FIG. 1 is a schematic sectional view showing a vent mode of a door structure of a heater unit according to an embodiment of the present invention.

FIG. 2 is a schematic sectional view showing a differential mode of the door structure.

FIG. 3 is a schematic sectional view showing a foot mode of the door structure.

FIG. 4 is a schematic sectional view showing a bi-level mode of the door structure.

FIG. 5 is a schematic sectional view showing a differential foot mode of the door structure.

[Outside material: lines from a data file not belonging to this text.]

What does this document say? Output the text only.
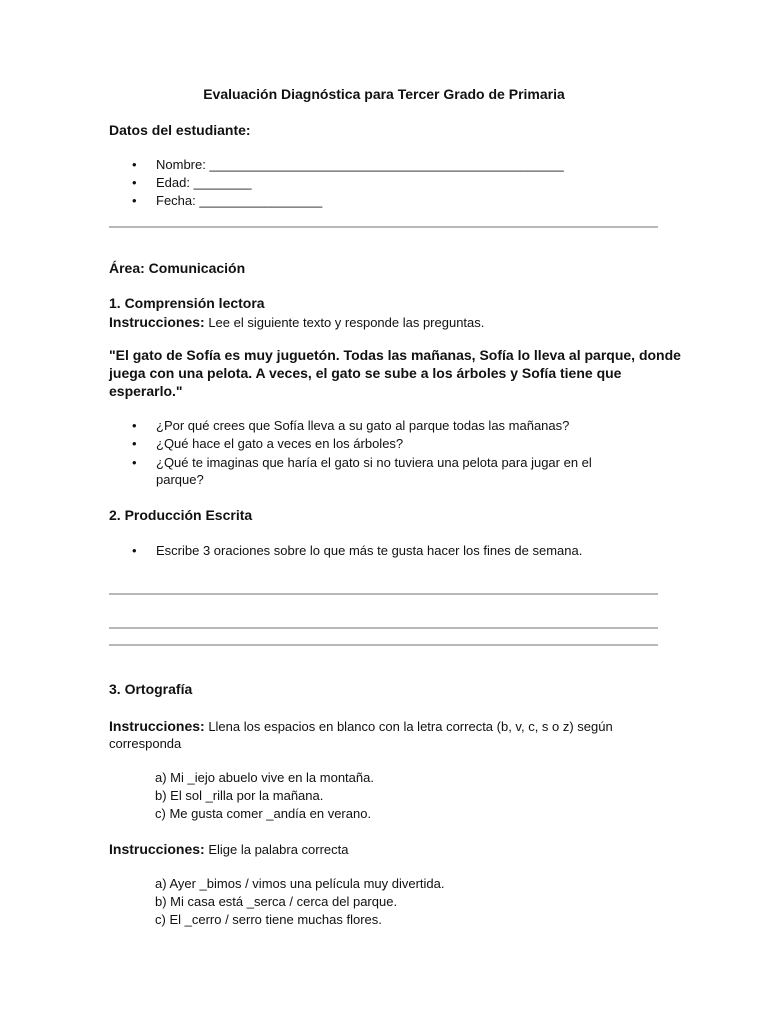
Evaluación Diagnóstica para Tercer Grado de Primaria
Datos del estudiante:
• Nombre: _________________________________________________
• Edad: ________
• Fecha: _________________
Área: Comunicación
1. Comprensión lectora
Instrucciones: Lee el siguiente texto y responde las preguntas.
"El gato de Sofía es muy juguetón. Todas las mañanas, Sofía lo lleva al parque, donde
juega con una pelota. A veces, el gato se sube a los árboles y Sofía tiene que
esperarlo."
• ¿Por qué crees que Sofía lleva a su gato al parque todas las mañanas?
• ¿Qué hace el gato a veces en los árboles?
• ¿Qué te imaginas que haría el gato si no tuviera una pelota para jugar en el
parque?
2. Producción Escrita
• Escribe 3 oraciones sobre lo que más te gusta hacer los fines de semana.
3. Ortografía
Instrucciones: Llena los espacios en blanco con la letra correcta (b, v, c, s o z) según
corresponda
a) Mi _iejo abuelo vive en la montaña.
b) El sol _rilla por la mañana.
c) Me gusta comer _andía en verano.
Instrucciones: Elige la palabra correcta
a) Ayer _bimos / vimos una película muy divertida.
b) Mi casa está _serca / cerca del parque.
c) El _cerro / serro tiene muchas flores.
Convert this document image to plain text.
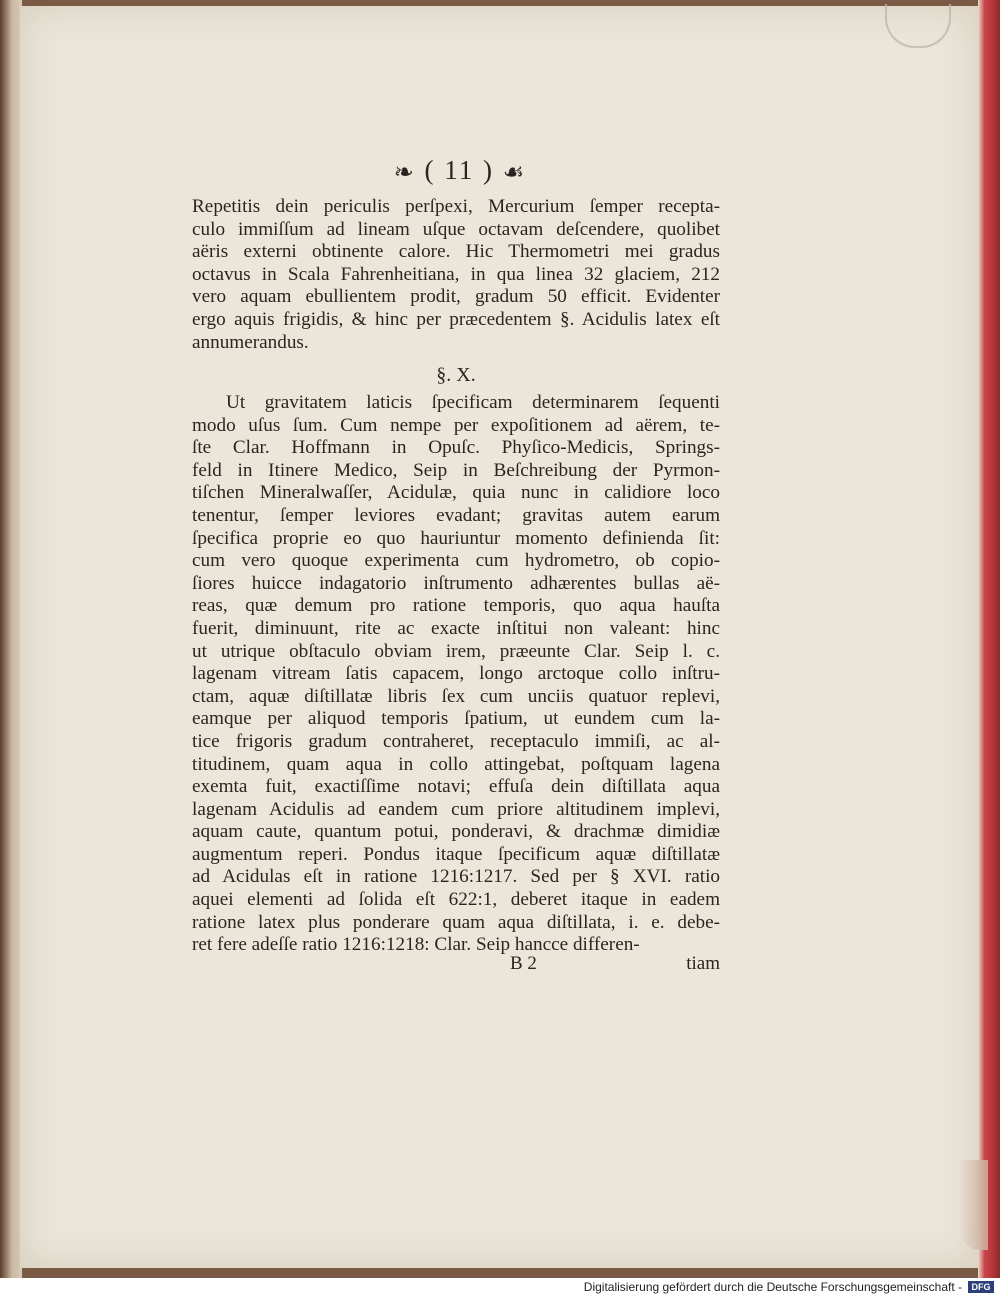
❧ ( 11 ) ☙
Repetitis dein periculis perſpexi, Mercurium ſemper recepta-
culo immiſſum ad lineam uſque octavam deſcendere, quolibet
aëris externi obtinente calore. Hic Thermometri mei gradus
octavus in Scala Fahrenheitiana, in qua linea 32 glaciem, 212
vero aquam ebullientem prodit, gradum 50 efficit. Evidenter
ergo aquis frigidis, & hinc per præcedentem §. Acidulis latex eſt
annumerandus.
§. X.
Ut gravitatem laticis ſpecificam determinarem ſequenti
modo uſus ſum. Cum nempe per expoſitionem ad aërem, te-
ſte Clar. Hoffmann in Opuſc. Phyſico-Medicis, Springs-
feld in Itinere Medico, Seip in Beſchreibung der Pyrmon-
tiſchen Mineralwaſſer, Acidulæ, quia nunc in calidiore loco
tenentur, ſemper leviores evadant; gravitas autem earum
ſpecifica proprie eo quo hauriuntur momento definienda ſit:
cum vero quoque experimenta cum hydrometro, ob copio-
ſiores huicce indagatorio inſtrumento adhærentes bullas aë-
reas, quæ demum pro ratione temporis, quo aqua hauſta
fuerit, diminuunt, rite ac exacte inſtitui non valeant: hinc
ut utrique obſtaculo obviam irem, præeunte Clar. Seip l. c.
lagenam vitream ſatis capacem, longo arctoque collo inſtru-
ctam, aquæ diſtillatæ libris ſex cum unciis quatuor replevi,
eamque per aliquod temporis ſpatium, ut eundem cum la-
tice frigoris gradum contraheret, receptaculo immiſi, ac al-
titudinem, quam aqua in collo attingebat, poſtquam lagena
exemta fuit, exactiſſime notavi; effuſa dein diſtillata aqua
lagenam Acidulis ad eandem cum priore altitudinem implevi,
aquam caute, quantum potui, ponderavi, & drachmæ dimidiæ
augmentum reperi. Pondus itaque ſpecificum aquæ diſtillatæ
ad Acidulas eſt in ratione 1216:1217. Sed per § XVI. ratio
aquei elementi ad ſolida eſt 622:1, deberet itaque in eadem
ratione latex plus ponderare quam aqua diſtillata, i. e. debe-
ret fere adeſſe ratio 1216:1218: Clar. Seip hancce differen-
B 2	tiam
Digitalisierung gefördert durch die Deutsche Forschungsgemeinschaft -	DFG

FIG. 6 is a perspective view showing a main part of a door structure according to another embodiment of the present invention.

FIG. 7 is a schematic sectional view of a conventional door structure.

[Explanation of symbols]

20: heater unit, 24: differential duct, 26: vent duct, 34: vent duct opening, 36: air distribution door, 38 ...
Air distribution door, 40 ... differential duct opening.

Claims (1)

(57) [Scope of request for utility model registration] 1. A vent duct opening of a vent duct (26).
(34) and the differential duct opening (40) of the differential duct (24) are provided close to each other, and the vent duct opening (34) and the differential
Foot duct (28) at a position away from duct opening (40)
Foot duct openings (30) were also opened, and each of these openings
(30, 34, 40) in air distribution heater unit door automotive air conditioner that kicked set to open and close control in the Ben
The duct opening (34) has a pair of double-sided air distribution doors (3
6, 38) is mounted for rotation, one of the doors of the pair of air distribution door (38) is, by the rotation of the door (38), differential
Door structure of the heater unit, characterized in that it is instrumentation wear so as to open and close the control duct opening (40).